The meteoric success of Groupon has not escaped the attention of start-ups in the relatively tiny ecommerce space of South African ecommerce. The first local group buying sites started appearing in 2010: Twangoo, WiCount, Justhenga, EishCoupon. Very soon, the concept spread like fire. And at the beginning of 2011, everyone in the country seems eager to jump onto the bandwagon and get a piece of the action.
Recently, the local online marketplace and auction site bidorbuy.co.za acquired group buying site Ubuntu Deal for an undisclosed sum. Several days prior to that, another site, Zappon, was launched by the local media giant, Avusa. And earlier still, in January 2011, Twangoo, one of the oldest local group buying sites, was bought by the American giant Groupon, to trade under the new name, MyCityDeals. Far from intimidating local wannabes, Groupon’s entry into the South African market seems to have sparked renewed interest in the field, especially by entities that command a large audience of internet users.
All in all, there are currently about twenty group buying sites in South Africa. The majority of them feature discounted deals for restaurant meals, spa and beauty treatments, accommodation, etc., though some specialise in products, mostly consumer electronics.
Besides the already mentioned Twangoo/MyCityDeal, WiCount, Justhenga, EishCoupon, UbuntuDeal and Zappon, other South African group buying sites include: 24hoursonly, CollectiveCow, Dealio, OneDayOnly, OpenDeal, SaleWine, Skoop, UCit, CitySlicker, YouDeal, Bangoo, VuvuPlaza... plus new ones that seem to be sprouting every day. There are currently two group buying aggregators, alldeals.co.za and todaysdeals.co.za.
Group buying is not a new concept, but internet has breathed new life into it. It basically works like this. A company, often a local small business, offers a product or service at a discount for a limited time, sometimes only one day. The deal is on if a certain, publicly stated number of users commit to purchase. If not – the deal is off.
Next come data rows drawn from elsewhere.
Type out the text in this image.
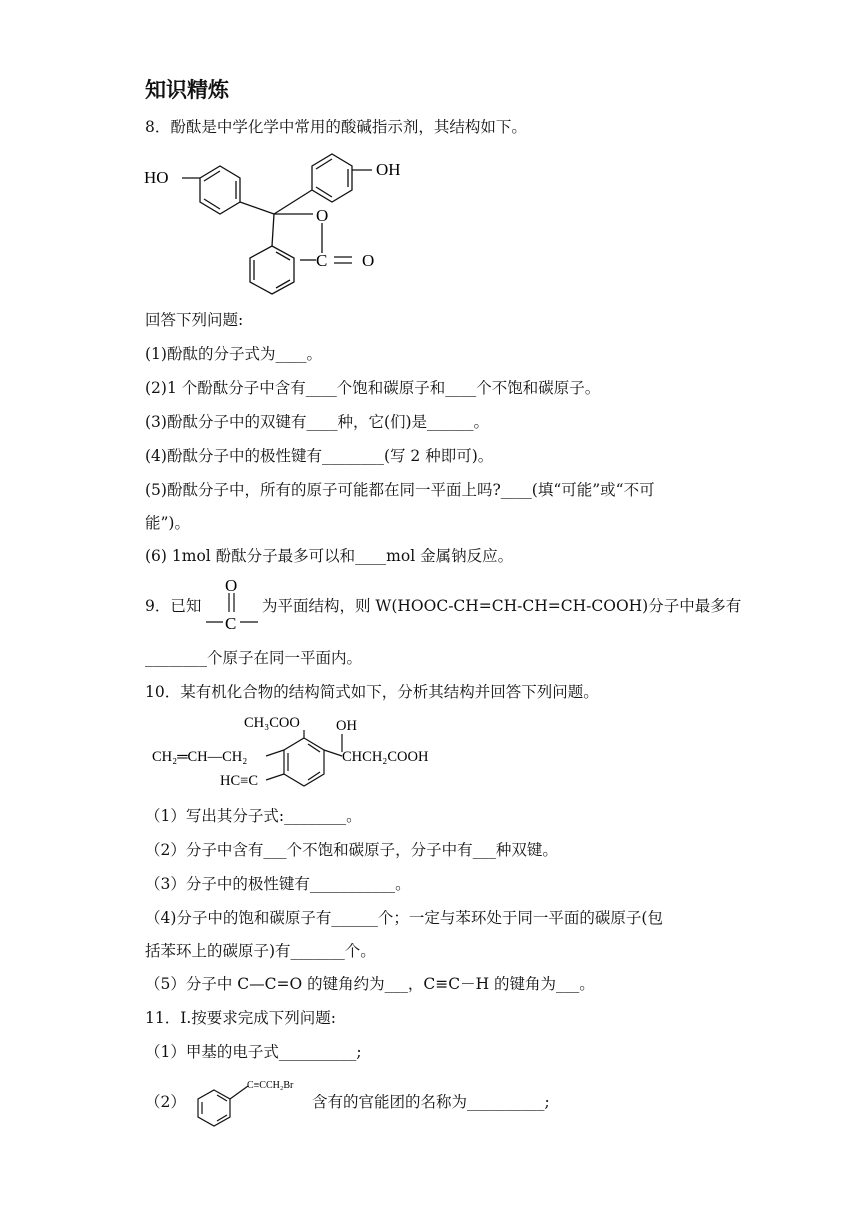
知识精炼
8．酚酞是中学化学中常用的酸碱指示剂，其结构如下。
HO	OH
O
C O
回答下列问题:
(1)酚酞的分子式为____。
(2)1 个酚酞分子中含有____个饱和碳原子和____个不饱和碳原子。
(3)酚酞分子中的双键有____种，它(们)是______。
(4)酚酞分子中的极性键有________(写 2 种即可)。
(5)酚酞分子中，所有的原子可能都在同一平面上吗?____(填“可能”或“不可
能”)。
(6) 1mol 酚酞分子最多可以和____mol 金属钠反应。
9．已知
O
C
为平面结构，则 W(HOOC-CH=CH-CH=CH-COOH)分子中最多有
________个原子在同一平面内。
10．某有机化合物的结构简式如下，分析其结构并回答下列问题。
CH₃COO OH
CH₂═CH—CH₂	CHCH₂COOH
HC≡C
（1）写出其分子式:________。
（2）分子中含有___个不饱和碳原子，分子中有___种双键。
（3）分子中的极性键有___________。
（4)分子中的饱和碳原子有______个；一定与苯环处于同一平面的碳原子(包
括苯环上的碳原子)有_______个。
（5）分子中 C—C=O 的键角约为___，C≡C－H 的键角为___。
11．I.按要求完成下列问题:
（1）甲基的电子式__________;
（2）
C≡CCH₂Br
含有的官能团的名称为__________;
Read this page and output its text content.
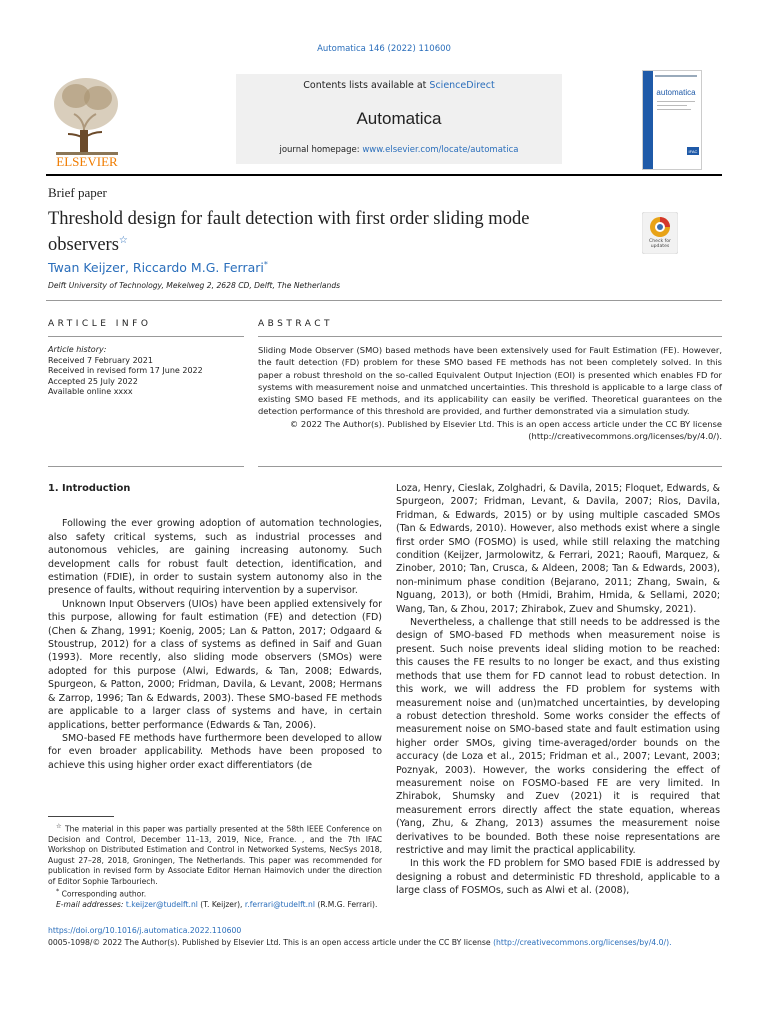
Automatica 146 (2022) 110600
ELSEVIER
Contents lists available at ScienceDirect
Automatica
journal homepage: www.elsevier.com/locate/automatica
automatica
IFAC
Brief paper
Threshold design for fault detection with first order sliding mode observers☆	Check for updates
Twan Keijzer, Riccardo M.G. Ferrari*
Delft University of Technology, Mekelweg 2, 2628 CD, Delft, The Netherlands
ARTICLE INFO	ABSTRACT
Article history:
Received 7 February 2021
Received in revised form 17 June 2022
Accepted 25 July 2022
Available online xxxx
Sliding Mode Observer (SMO) based methods have been extensively used for Fault Estimation (FE). However, the fault detection (FD) problem for these SMO based FE methods has not been completely solved. In this paper a robust threshold on the so-called Equivalent Output Injection (EOI) is presented which enables FD for systems with measurement noise and unmatched uncertainties. This threshold is applicable to a large class of existing SMO based FE methods, and its applicability can easily be verified. Theoretical guarantees on the detection performance of this threshold are provided, and further demonstrated via a simulation study.
© 2022 The Author(s). Published by Elsevier Ltd. This is an open access article under the CC BY license (http://creativecommons.org/licenses/by/4.0/).

1. Introduction

Following the ever growing adoption of automation technologies, also safety critical systems, such as industrial processes and autonomous vehicles, are gaining increasing autonomy. Such development calls for robust fault detection, identification, and estimation (FDIE), in order to sustain system autonomy also in the presence of faults, without requiring intervention by a supervisor.

Unknown Input Observers (UIOs) have been applied extensively for this purpose, allowing for fault estimation (FE) and detection (FD) (Chen & Zhang, 1991; Koenig, 2005; Lan & Patton, 2017; Odgaard & Stoustrup, 2012) for a class of systems as defined in Saif and Guan (1993). More recently, also sliding mode observers (SMOs) were adopted for this purpose (Alwi, Edwards, & Tan, 2008; Edwards, Spurgeon, & Patton, 2000; Fridman, Davila, & Levant, 2008; Hermans & Zarrop, 1996; Tan & Edwards, 2003). These SMO-based FE methods are applicable to a larger class of systems and have, in certain applications, better performance (Edwards & Tan, 2006).

SMO-based FE methods have furthermore been developed to allow for even broader applicability. Methods have been proposed to achieve this using higher order exact differentiators (de

Loza, Henry, Cieslak, Zolghadri, & Davila, 2015; Floquet, Edwards, & Spurgeon, 2007; Fridman, Levant, & Davila, 2007; Rios, Davila, Fridman, & Edwards, 2015) or by using multiple cascaded SMOs (Tan & Edwards, 2010). However, also methods exist where a single first order SMO (FOSMO) is used, while still relaxing the matching condition (Keijzer, Jarmolowitz, & Ferrari, 2021; Raoufi, Marquez, & Zinober, 2010; Tan, Crusca, & Aldeen, 2008; Tan & Edwards, 2003), non-minimum phase condition (Bejarano, 2011; Zhang, Swain, & Nguang, 2013), or both (Hmidi, Brahim, Hmida, & Sellami, 2020; Wang, Tan, & Zhou, 2017; Zhirabok, Zuev and Shumsky, 2021).

Nevertheless, a challenge that still needs to be addressed is the design of SMO-based FD methods when measurement noise is present. Such noise prevents ideal sliding motion to be reached: this causes the FE results to no longer be exact, and thus existing methods that use them for FD cannot lead to robust detection. In this work, we will address the FD problem for systems with measurement noise and (un)matched uncertainties, by developing a robust detection threshold. Some works consider the effects of measurement noise on SMO-based state and fault estimation using higher order SMOs, giving time-averaged/order bounds on the accuracy (de Loza et al., 2015; Fridman et al., 2007; Levant, 2003; Poznyak, 2003). However, the works considering the effect of measurement noise on FOSMO-based FE are very limited. In Zhirabok, Shumsky and Zuev (2021) it is required that measurement errors directly affect the state equation, whereas (Yang, Zhu, & Zhang, 2013) assumes the measurement noise derivatives to be bounded. Both these noise representations are restrictive and may limit the practical applicability.

In this work the FD problem for SMO based FDIE is addressed by designing a robust and deterministic FD threshold, applicable to a large class of FOSMOs, such as Alwi et al. (2008),

☆ The material in this paper was partially presented at the 58th IEEE Conference on Decision and Control, December 11–13, 2019, Nice, France. , and the 7th IFAC Workshop on Distributed Estimation and Control in Networked Systems, NecSys 2018, August 27–28, 2018, Groningen, The Netherlands. This paper was recommended for publication in revised form by Associate Editor Hernan Haimovich under the direction of Editor Sophie Tarbouriech.

* Corresponding author.

E-mail addresses: t.keijzer@tudelft.nl (T. Keijzer), r.ferrari@tudelft.nl (R.M.G. Ferrari).

https://doi.org/10.1016/j.automatica.2022.110600
0005-1098/© 2022 The Author(s). Published by Elsevier Ltd. This is an open access article under the CC BY license (http://creativecommons.org/licenses/by/4.0/).
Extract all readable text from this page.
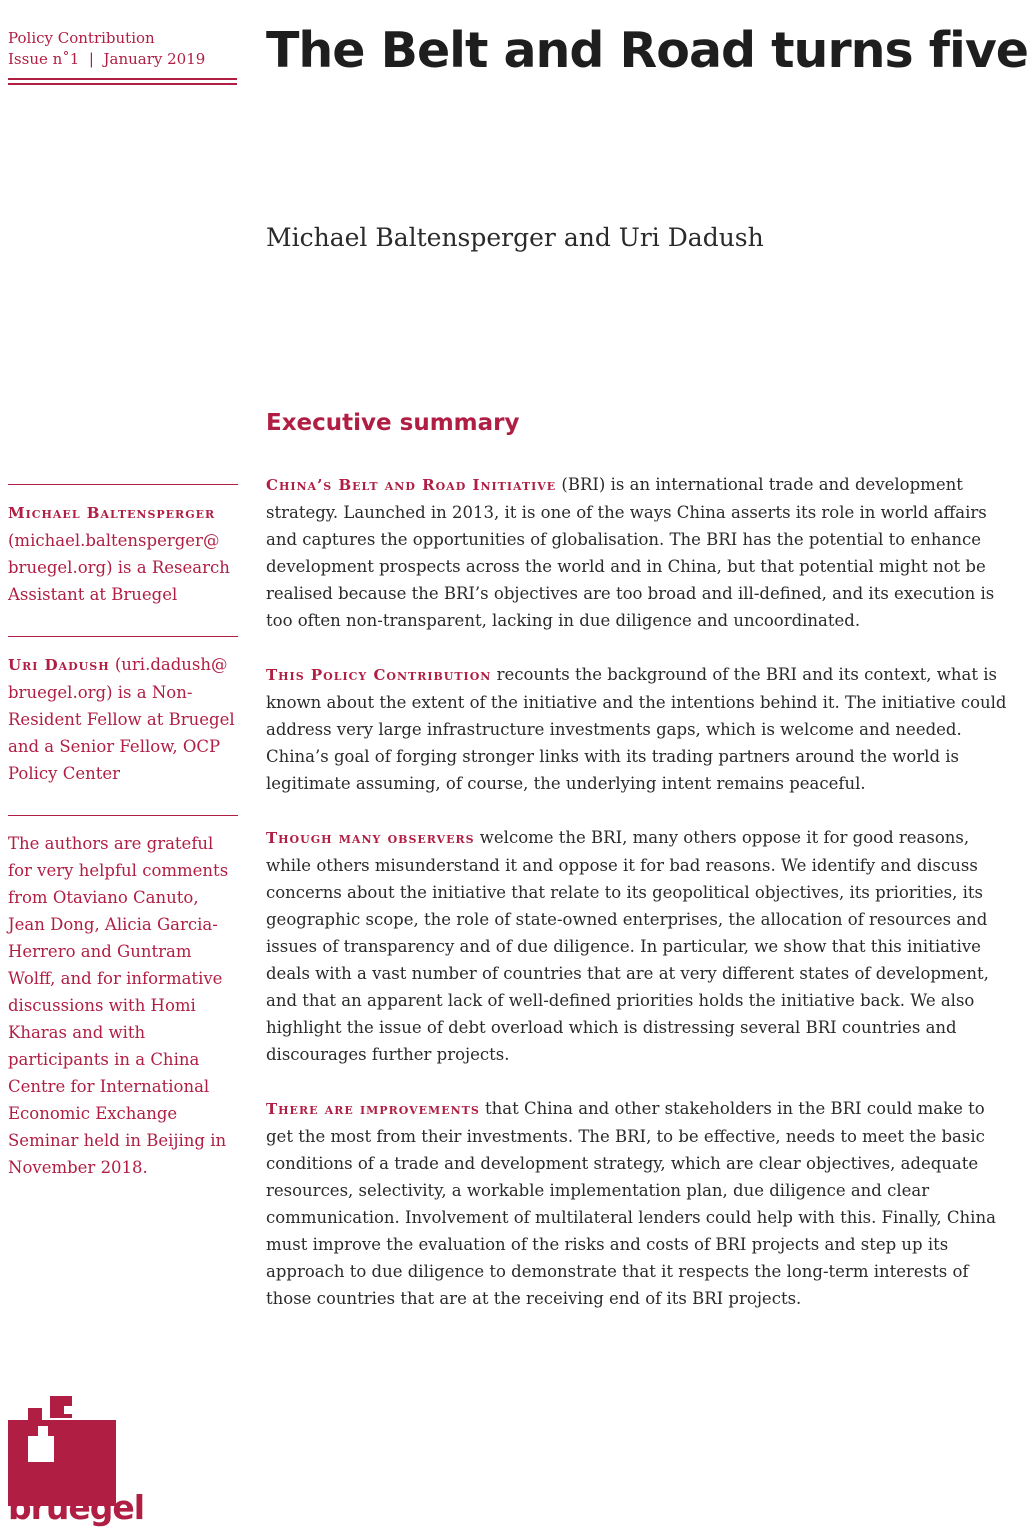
Policy Contribution
Issue n˚1  |  January 2019	The Belt and Road turns five

Michael Baltensperger and Uri Dadush

Executive summary
Michael Baltensperger
(michael.baltensperger@ bruegel.org) is a Research Assistant at Bruegel
Uri Dadush (uri.dadush@ bruegel.org) is a Non-Resident Fellow at Bruegel and a Senior Fellow, OCP Policy Center
The authors are grateful for very helpful comments from Otaviano Canuto, Jean Dong, Alicia Garcia-Herrero and Guntram Wolff, and for informative discussions with Homi Kharas and with participants in a China Centre for International Economic Exchange Seminar held in Beijing in November 2018.

China’s Belt and Road Initiative (BRI) is an international trade and development strategy. Launched in 2013, it is one of the ways China asserts its role in world affairs and captures the opportunities of globalisation. The BRI has the potential to enhance development prospects across the world and in China, but that potential might not be realised because the BRI’s objectives are too broad and ill-defined, and its execution is too often non-transparent, lacking in due diligence and uncoordinated.

This Policy Contribution recounts the background of the BRI and its context, what is known about the extent of the initiative and the intentions behind it. The initiative could address very large infrastructure investments gaps, which is welcome and needed. China’s goal of forging stronger links with its trading partners around the world is legitimate assuming, of course, the underlying intent remains peaceful.

Though many observers welcome the BRI, many others oppose it for good reasons, while others misunderstand it and oppose it for bad reasons. We identify and discuss concerns about the initiative that relate to its geopolitical objectives, its priorities, its geographic scope, the role of state-owned enterprises, the allocation of resources and issues of transparency and of due diligence. In particular, we show that this initiative deals with a vast number of countries that are at very different states of development, and that an apparent lack of well-defined priorities holds the initiative back. We also highlight the issue of debt overload which is distressing several BRI countries and discourages further projects.

There are improvements that China and other stakeholders in the BRI could make to get the most from their investments. The BRI, to be effective, needs to meet the basic conditions of a trade and development strategy, which are clear objectives, adequate resources, selectivity, a workable implementation plan, due diligence and clear communication. Involvement of multilateral lenders could help with this. Finally, China must improve the evaluation of the risks and costs of BRI projects and step up its approach to due diligence to demonstrate that it respects the long-term interests of those countries that are at the receiving end of its BRI projects.

bruegel
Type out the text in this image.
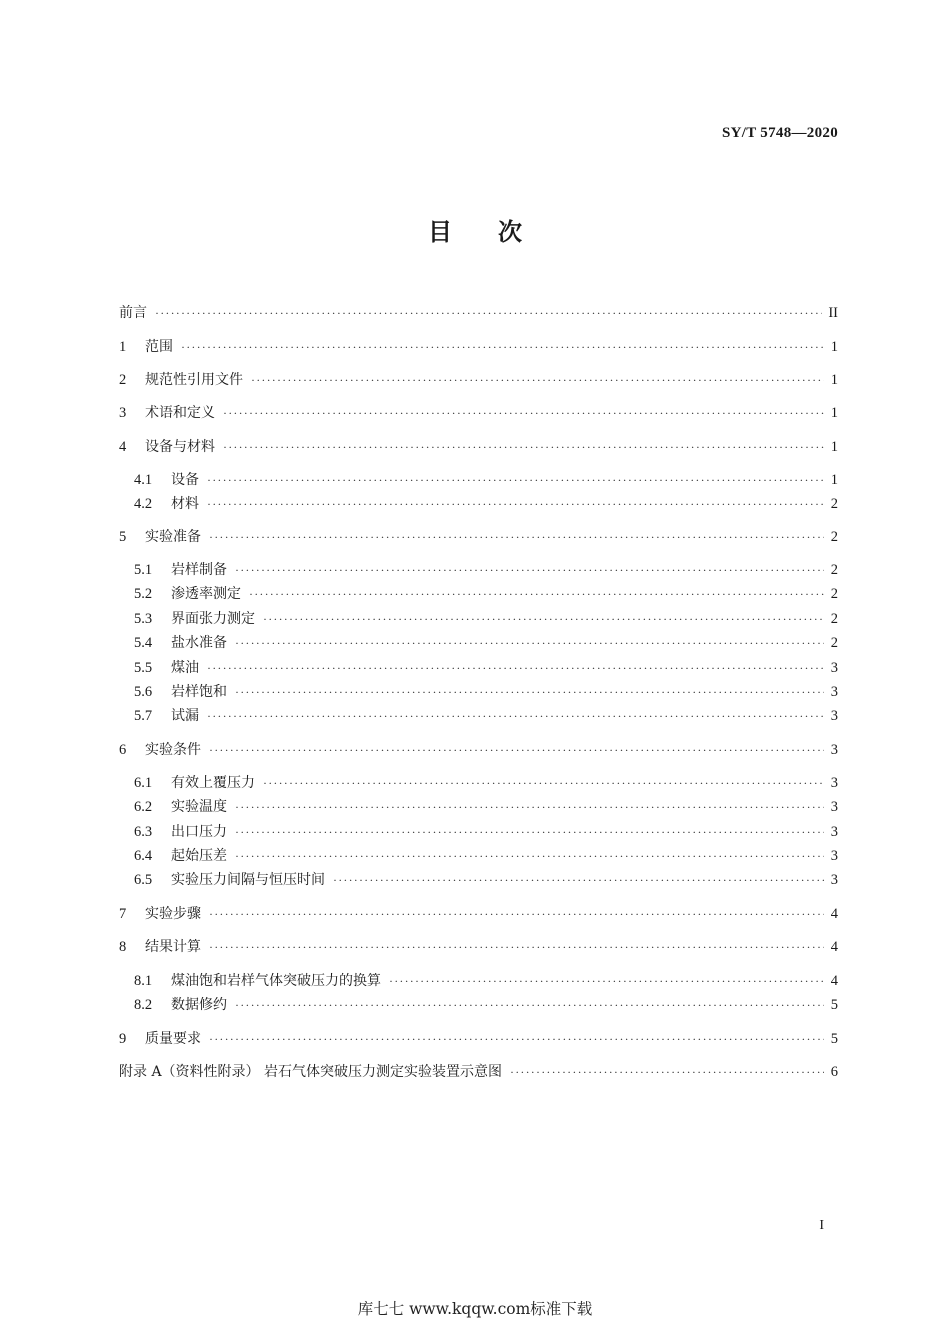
SY/T 5748—2020
目 次
前言 ·····	II
1	范围 ·····	1
2	规范性引用文件 ·····	1
3	术语和定义 ·····	1
4	设备与材料 ·····	1
4.1	设备 ·····	1
4.2	材料 ·····	2
5	实验准备 ·····	2
5.1	岩样制备 ·····	2
5.2	渗透率测定 ·····	2
5.3	界面张力测定 ·····	2
5.4	盐水准备 ·····	2
5.5	煤油 ·····	3
5.6	岩样饱和 ·····	3
5.7	试漏 ·····	3
6	实验条件 ·····	3
6.1	有效上覆压力 ·····	3
6.2	实验温度 ·····	3
6.3	出口压力 ·····	3
6.4	起始压差 ·····	3
6.5	实验压力间隔与恒压时间 ·····	3
7	实验步骤 ·····	4
8	结果计算 ·····	4
8.1	煤油饱和岩样气体突破压力的换算 ·····	4
8.2	数据修约 ·····	5
9	质量要求 ·····	5
附录 A（资料性附录） 岩石气体突破压力测定实验装置示意图 ·····	6
I
库七七 www.kqqw.com标准下载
Presumably, consumers who are after a specific service or product will promote the deal, urging their friends on social sites like Facebook to buy into it and thus make it available. And with almost four million Facebook users in South Africa – who would not want to tap into such a market! Especially since everyone is saying that the digital word of mouth is nowadays worth more that good ranking in a search results page.
So, it appears like an all-round win-win situation. Merchants get great marketing. Consumers get great deals. The hosting site gets its share from the merchant – and everybody is happy.
However, it’s not all rosy in the world of digital coupon-cutting. There can be pitfalls for all three parties involved.
First, let’s consider the merchants. It is true that being part of an online social buying deal can be an excellent way for small businesses to market themselves and gain new customers – but only if they are ready for it. Unprepared businesses can run the risk of losing money on deals they price too low. Even worse, they can damage their reputation by overselling and/or underperforming.
As for consumers, some ecommerce watchers claim that they fare better than merchants. However, more than one consumer has complained bitterly all over the World Wide Web about this or that group buying deal. Some were denied the special, while others suffered poor service or were made to feel like a second-class customer.
The businesses that act as a meeting place for merchants and consumers have problems of their own. Online group buying may seem like an easy business model. All one needs to do is set up a web site, convince a few local merchants to offer pizzas or haircuts at half-price, and then watch the cash roll in. The businesses, however, quickly learn that building a profitable group buying site requires a critical mass of users – and that getting people to come to the site may cost a fortune.
This field being relatively new in South Africa, the standards of some of the group buying sites (as well as of participating merchants) are sometimes still wanting. Several South African bloggers have pointed out an array of weaknesses that include artificial price hikes, discrepancies between the deals as presented on the site and in “real life”, poor web development and design, and even, in at least one case, accidental release of the names and email address of customers.
It is expected that the quality of local group buying sites will rise as competition heats up and the weakest links fall off. In all probability, only those that are able to offer really good deals and reach the widest audience will remain – to unmitigated joy of South African internet users, who have taken to group buying like fish to water.